Restrictions des visas pour les Algériens : pourquoi le gouvernement fait profil bas

Les Algériens sont parmi les plus touchés par les nouvelles restrictions adoptées par l’Union européenne en matière d’octroi des visas. Relevant déjà du parcours du combattant, l’obtention du fameux document devient de facto mission impossible pour de larges franges de la population.

Faut-il s’en offusquer ou accepter la nouvelle donne comme une retombée inéluctable de la montée de la migration clandestine ?

L’Algérie officielle a répondu par la voix de son ministre des Affaires étrangères qui n’y voit rien d’autre qu’une manière pour l’Europe de se refermer et de se protéger devant les proportions prises par le phénomène ces dernières années.

« Ce sont des politiques protectionnistes menées par certains pays. Lorsque vous avez le phénomène de la migration clandestine vers l’Europe, il faut réfléchir sur toutes les mesures qui ont été prises pour que l’Europe se referme. Des mesures prises pour décourager le phénomène de la migration clandestine », selon Abdelkader Messahel qui s’exprimait jeudi sur la question.

C’est à peine si ce dernier n’a pas nié la restriction qui frappe les Algériens en déclarant à la même occasion : « Nous avons des accords avec des pays européens. Les choses se passent normalement, les demandes se font, les visas sont accordés. Il y a parfois des dépassements.

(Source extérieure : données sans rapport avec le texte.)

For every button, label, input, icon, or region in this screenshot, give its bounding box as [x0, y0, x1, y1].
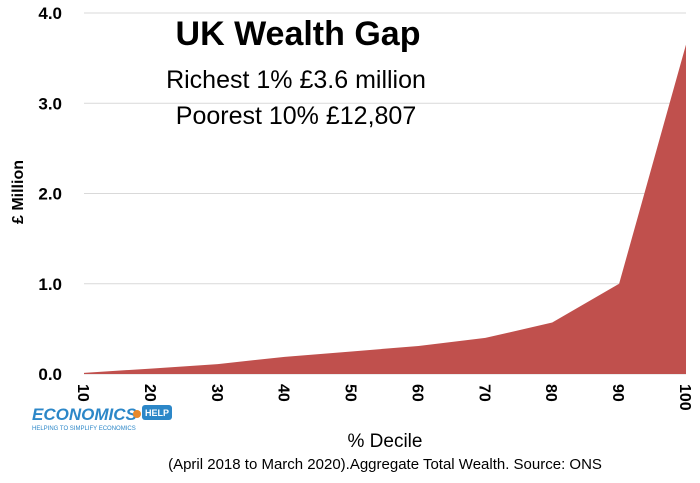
source-note: (April 2018 to March 2020).Aggregate Tot… — [168, 456, 602, 473]
x-tick-label-50: 50 — [342, 384, 359, 402]
chart-subtitle-line-1: Richest 1% £3.6 million — [166, 66, 426, 94]
x-axis-label: % Decile — [348, 431, 423, 452]
x-tick-label-60: 60 — [408, 384, 425, 402]
chart-title: UK Wealth Gap — [176, 15, 421, 53]
logo-wordmark: ECONOMICS — [32, 405, 138, 424]
x-tick-label-100: 100 — [676, 384, 693, 411]
y-axis-label: £ Million — [10, 160, 27, 224]
y-tick-label-4: 4.0 — [38, 4, 62, 23]
y-tick-label-0: 0.0 — [38, 365, 62, 384]
y-tick-label-3: 3.0 — [38, 94, 62, 113]
wealth-area — [84, 44, 686, 375]
chart-subtitle-line-2: Poorest 10% £12,807 — [176, 102, 416, 130]
x-tick-label-80: 80 — [542, 384, 559, 402]
y-tick-label-1: 1.0 — [38, 275, 62, 294]
logo-tagline: HELPING TO SIMPLIFY ECONOMICS — [32, 426, 136, 432]
x-tick-label-30: 30 — [208, 384, 225, 402]
y-axis-ticks: 0.0 1.0 2.0 3.0 4.0 — [38, 4, 62, 384]
x-axis-ticks: 10 20 30 40 50 60 70 80 90 100 — [74, 384, 693, 411]
x-tick-label-10: 10 — [74, 384, 91, 402]
logo-badge — [142, 405, 172, 420]
logo-dot — [133, 410, 141, 418]
x-tick-label-70: 70 — [475, 384, 492, 402]
area-series — [84, 44, 686, 375]
x-tick-label-40: 40 — [275, 384, 292, 402]
economics-help-logo: ECONOMICS HELP HELPING TO SIMPLIFY ECONO… — [32, 405, 172, 432]
logo-badge-text: HELP — [145, 408, 169, 418]
x-tick-label-20: 20 — [141, 384, 158, 402]
x-tick-label-90: 90 — [609, 384, 626, 402]
y-tick-label-2: 2.0 — [38, 185, 62, 204]
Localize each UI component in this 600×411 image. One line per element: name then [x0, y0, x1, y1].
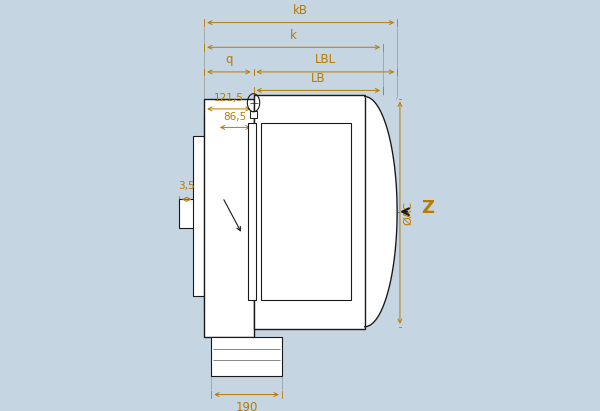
Bar	[260, 123, 350, 300]
Bar	[204, 99, 254, 337]
Text: 121,5: 121,5	[214, 93, 244, 103]
Text: 190: 190	[235, 401, 257, 411]
Text: k: k	[290, 28, 297, 42]
Bar	[254, 95, 365, 329]
Text: Z: Z	[422, 199, 434, 217]
Bar	[211, 337, 282, 376]
Text: LBL: LBL	[315, 53, 336, 66]
Bar	[248, 123, 256, 300]
Polygon shape	[365, 97, 397, 327]
Text: 3,5: 3,5	[178, 181, 195, 191]
Text: kB: kB	[293, 4, 308, 17]
Text: LB: LB	[311, 72, 326, 85]
Text: ØAC: ØAC	[403, 201, 413, 225]
Bar	[179, 199, 206, 228]
Text: q: q	[225, 53, 233, 66]
Bar	[204, 115, 220, 312]
Bar	[193, 136, 209, 296]
Bar	[250, 111, 257, 118]
Text: 86,5: 86,5	[224, 112, 247, 122]
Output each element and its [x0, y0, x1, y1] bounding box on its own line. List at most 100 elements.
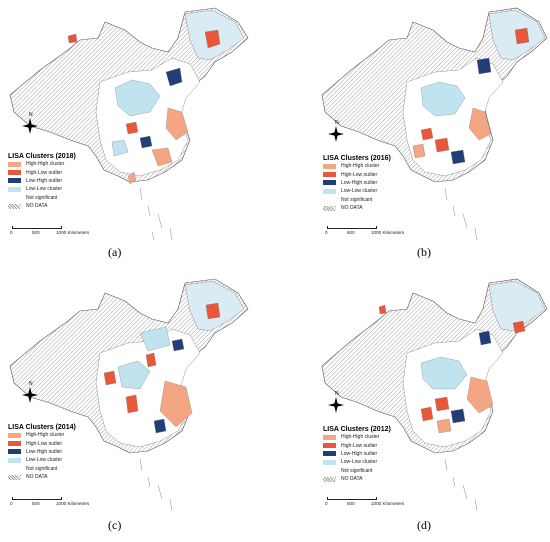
- legend-label: High-High cluster: [26, 432, 65, 439]
- panel-caption: (c): [108, 518, 122, 532]
- north-label: N: [29, 381, 33, 387]
- scale-tick-0: 0: [325, 230, 328, 235]
- legend-swatch: [323, 180, 336, 186]
- scale-bar: 0 500 1000 Kilometers: [6, 226, 89, 236]
- scale-bar: 0 500 1000 Kilometers: [321, 226, 404, 236]
- legend-item: High-Low outlier: [323, 170, 391, 178]
- legend-label: Low-High outlier: [26, 177, 63, 184]
- south-china-sea-islands: [444, 187, 478, 241]
- scale-bar: 0 500 1000 Kilometers: [6, 497, 89, 507]
- legend-swatch: [323, 172, 336, 178]
- legend-swatch: [323, 188, 336, 194]
- legend-label: Not significant: [26, 465, 58, 472]
- country-outline: [321, 278, 548, 454]
- north-label: N: [335, 391, 339, 397]
- panel-caption: (b): [417, 245, 431, 259]
- north-arrow-icon: N: [328, 391, 344, 413]
- legend-title: LISA Clusters (2012): [323, 426, 391, 433]
- legend-swatch: [8, 432, 21, 438]
- map-legend: LISA Clusters (2018) High-High cluster Hi…: [8, 153, 76, 210]
- scale-tick-0: 0: [10, 501, 13, 506]
- legend-swatch: [8, 457, 21, 463]
- south-china-sea-islands: [139, 458, 173, 512]
- legend-item: Low-Low cluster: [323, 187, 391, 195]
- legend-item: High-High cluster: [8, 160, 76, 168]
- north-arrow-icon: N: [22, 112, 38, 134]
- scale-tick-0: 0: [10, 230, 13, 235]
- scale-tick-1000: 1000 Kilometers: [371, 501, 405, 506]
- legend-item: Low-High outlier: [8, 177, 76, 185]
- china-lisa-map: N: [9, 7, 249, 241]
- legend-label: Low-Low cluster: [341, 459, 378, 466]
- legend-item: NO DATA: [323, 204, 391, 212]
- legend-label: Low-Low cluster: [26, 186, 63, 193]
- panel-caption: (a): [108, 245, 122, 259]
- legend-swatch: [323, 451, 336, 457]
- legend-item: Low-High outlier: [323, 179, 391, 187]
- legend-label: High-High cluster: [341, 163, 380, 170]
- legend-swatch: [323, 443, 336, 449]
- legend-item: Low-High outlier: [8, 448, 76, 456]
- legend-item: NO DATA: [8, 473, 76, 481]
- map-panel-d: N LISA Clusters (2012) High-High cluster…: [317, 271, 550, 542]
- legend-item: Not significant: [8, 194, 76, 202]
- legend-label: Low-High outlier: [26, 448, 63, 455]
- china-lisa-map: N: [321, 278, 548, 512]
- legend-label: Not significant: [26, 194, 58, 201]
- north-arrow-icon: N: [22, 381, 38, 403]
- legend-label: Not significant: [341, 467, 373, 474]
- map-panel-a: N LISA Clusters (2018) High-High cluster…: [0, 0, 275, 271]
- legend-swatch: [323, 476, 336, 482]
- panel-caption: (d): [417, 518, 431, 532]
- legend-swatch: [323, 459, 336, 465]
- legend-label: Low-High outlier: [341, 450, 378, 457]
- legend-label: NO DATA: [341, 476, 363, 483]
- scale-tick-1000: 1000 Kilometers: [56, 501, 90, 506]
- legend-label: High-Low outlier: [341, 171, 378, 178]
- map-legend: LISA Clusters (2014) High-High cluster Hi…: [8, 424, 76, 481]
- legend-item: High-Low outlier: [323, 441, 391, 449]
- legend-label: NO DATA: [26, 474, 48, 481]
- legend-swatch: [8, 161, 21, 167]
- south-china-sea-islands: [444, 458, 478, 512]
- legend-swatch: [8, 195, 21, 200]
- map-panel-c: N LISA Clusters (2014) High-High cluster…: [0, 271, 275, 542]
- legend-label: High-Low outlier: [26, 169, 63, 176]
- legend-label: High-High cluster: [341, 434, 380, 441]
- legend-item: Low-Low cluster: [8, 185, 76, 193]
- legend-item: High-High cluster: [8, 431, 76, 439]
- scale-tick-500: 500: [32, 230, 40, 235]
- legend-label: High-Low outlier: [26, 440, 63, 447]
- legend-item: Low-Low cluster: [323, 458, 391, 466]
- legend-item: NO DATA: [323, 475, 391, 483]
- legend-swatch: [323, 468, 336, 473]
- legend-title: LISA Clusters (2014): [8, 424, 76, 431]
- scale-tick-1000: 1000 Kilometers: [371, 230, 405, 235]
- legend-label: NO DATA: [26, 203, 48, 210]
- legend-swatch: [8, 441, 21, 447]
- china-lisa-map: N: [321, 7, 548, 241]
- legend-label: High-Low outlier: [341, 442, 378, 449]
- north-label: N: [29, 112, 33, 118]
- legend-item: Low-High outlier: [323, 450, 391, 458]
- scale-tick-1000: 1000 Kilometers: [56, 230, 90, 235]
- map-panel-b: N LISA Clusters (2016) High-High cluster…: [317, 0, 550, 271]
- legend-swatch: [8, 178, 21, 184]
- legend-item: High-Low outlier: [8, 439, 76, 447]
- legend-title: LISA Clusters (2016): [323, 155, 391, 162]
- legend-swatch: [323, 434, 336, 440]
- legend-item: Low-Low cluster: [8, 456, 76, 464]
- legend-swatch: [8, 186, 21, 192]
- legend-label: High-High cluster: [26, 161, 65, 168]
- country-outline: [9, 7, 249, 185]
- legend-swatch: [8, 170, 21, 176]
- map-legend: LISA Clusters (2012) High-High cluster Hi…: [323, 426, 391, 483]
- legend-swatch: [323, 197, 336, 202]
- legend-swatch: [8, 203, 21, 209]
- legend-item: High-High cluster: [323, 162, 391, 170]
- scale-tick-500: 500: [347, 230, 355, 235]
- legend-title: LISA Clusters (2018): [8, 153, 76, 160]
- north-label: N: [335, 120, 339, 126]
- scale-bar: 0 500 1000 Kilometers: [321, 497, 404, 507]
- legend-label: Low-High outlier: [341, 179, 378, 186]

Nous sommes en train de les gérer d’une manière à préserver la dignité humaine et la dignité des Algériens. »

De par sa fonction, M. Messahel ne pouvait se permettre d’autre rhétorique que le ton diplomatique qui, hélas, ne permet pas d’aller au fond des choses dans ce genre de dossier.

Le chef de la diplomatie algérienne s’est borné à émettre un avis prudent, sans répondre aux véritables questions, celles précisément que ne peuvent s’empêcher de se poser analystes et simples citoyens.

À quoi obéit cette décision inattendue des 28 États de l’Union européenne ? La restriction des visas pour les Algériens fait-elle suite à la réticence des autorités algériennes d’autoriser la reconduite aux frontières, donc le rapatriement, des ressortissants nationaux en situation irrégulière en Europe ? Un chantage des Européens pour amener l’Algérie à accepter l’ouverture de camps pour migrants sur son territoire ?

Sans doute que la position du gouvernement vis-à-vis du rapatriement des Algériens expulsés des pays d’Europe pour le motif d’être en situation irrégulière, peut bien constituer un prétexte raisonnable pour ces derniers de restreindre le nombre de visas et de donner un tour de vis supplémentaire aux procédures de leur octroi.

On se souvient, la question du rapatriement d’environ 1 600 Algériens d’Allemagne avait fait l’objet d’âpres négociations tout au long de l’année 2016 entre le gouvernement algérien, alors dirigé par Abdelmalek Sellal, et son homologue allemand qui avait jugé que l’Algérie, au même titre que le Maroc et la Tunisie, était un « pays sûr ».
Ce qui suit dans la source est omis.